記事入力 : 2011/04/19 09:20:01
核問題:「寧辺の核施設、放射能汚染が深刻」
「科学者は皮膚がはがれるなど満身創痍」
北朝鮮の核開発に携わった科学者の妻、キム・ヘスクさんは2009年11月、小説『人間でありたい』で、放射能汚染により満身創痍(そうい)となった夫の話を紹介した。キムさんは夫の様子を「皮膚がはがれて白い肉がむき出しとなり、歯も抜けて40代にして入れ歯になった。肝硬変もひどくなった」と表現した。

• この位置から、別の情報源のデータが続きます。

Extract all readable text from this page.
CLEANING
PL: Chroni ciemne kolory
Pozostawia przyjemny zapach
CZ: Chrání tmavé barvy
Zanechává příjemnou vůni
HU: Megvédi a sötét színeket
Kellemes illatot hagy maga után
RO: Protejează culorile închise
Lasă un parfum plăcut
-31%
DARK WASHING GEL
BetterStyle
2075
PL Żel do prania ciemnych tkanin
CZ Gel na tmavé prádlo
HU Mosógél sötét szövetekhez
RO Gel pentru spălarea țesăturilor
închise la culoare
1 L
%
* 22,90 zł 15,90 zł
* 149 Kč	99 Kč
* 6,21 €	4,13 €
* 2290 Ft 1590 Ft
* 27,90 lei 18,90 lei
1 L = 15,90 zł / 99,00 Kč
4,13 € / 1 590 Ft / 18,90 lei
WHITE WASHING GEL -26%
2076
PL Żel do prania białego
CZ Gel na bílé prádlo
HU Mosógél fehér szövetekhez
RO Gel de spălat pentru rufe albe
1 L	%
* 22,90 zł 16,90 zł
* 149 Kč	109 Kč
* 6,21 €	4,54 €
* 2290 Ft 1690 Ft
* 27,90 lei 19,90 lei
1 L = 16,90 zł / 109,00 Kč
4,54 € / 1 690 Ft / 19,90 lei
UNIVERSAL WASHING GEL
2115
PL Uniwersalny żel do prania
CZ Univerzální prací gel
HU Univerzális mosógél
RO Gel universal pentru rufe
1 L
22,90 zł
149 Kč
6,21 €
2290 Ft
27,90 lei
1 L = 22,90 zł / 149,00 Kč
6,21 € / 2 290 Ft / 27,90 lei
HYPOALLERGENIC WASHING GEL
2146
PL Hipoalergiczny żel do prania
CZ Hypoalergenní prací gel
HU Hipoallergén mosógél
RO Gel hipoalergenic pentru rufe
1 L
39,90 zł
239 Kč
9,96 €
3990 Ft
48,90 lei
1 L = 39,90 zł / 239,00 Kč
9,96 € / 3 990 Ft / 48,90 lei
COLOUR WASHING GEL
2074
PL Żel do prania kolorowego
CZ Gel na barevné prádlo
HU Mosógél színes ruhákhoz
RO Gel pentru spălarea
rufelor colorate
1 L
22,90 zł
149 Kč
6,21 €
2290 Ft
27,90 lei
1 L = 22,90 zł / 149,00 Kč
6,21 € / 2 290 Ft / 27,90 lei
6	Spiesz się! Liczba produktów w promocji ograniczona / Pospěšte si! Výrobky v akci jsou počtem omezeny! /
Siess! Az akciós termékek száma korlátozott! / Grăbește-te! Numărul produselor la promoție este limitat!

キムさん(1998年に脱北)の夫は、80年代から平安北道寧辺の核施設に勤務していた。韓国政府の当局者は「北朝鮮は国際原子力機関(IAEA)の安全基準を無視し、核施設を稼働してきたと聞いている。寧辺には5メガワットの黒鉛減速型原子炉やプルトニウム(核兵器の原料)抽出のための再処理施設などが集まっており、放射能汚染は驚くべきレベルだろう」と話した。
漢陽大原子力工学科のイ・ジェギ教授は「放射能で皮膚がはがれるほどなら、年間50ミリシーベルト以上の放射線を浴びていたはずだ」と語った。使用済み核燃料棒の冷却プールの水や再処理を終えた燃料棒など高濃度の放射性廃棄物に、安全装備が不十分な状態で触れていた可能性があるとの説明だ。一般人の年間被ばく許容値は約1ミリシーベルトとなっている。
北朝鮮の消息筋は「寧辺の科学者には脱毛や嘔吐(おうと)、めまいを訴えるケースが多いと聞いている」と話した。このため北朝鮮の高官たちは、海外の要人を寧辺に案内する任務を最も嫌がるとの話も聞かれる。
寧辺では約200人の科学者を含め、およそ3000人が核施設に勤務しているという。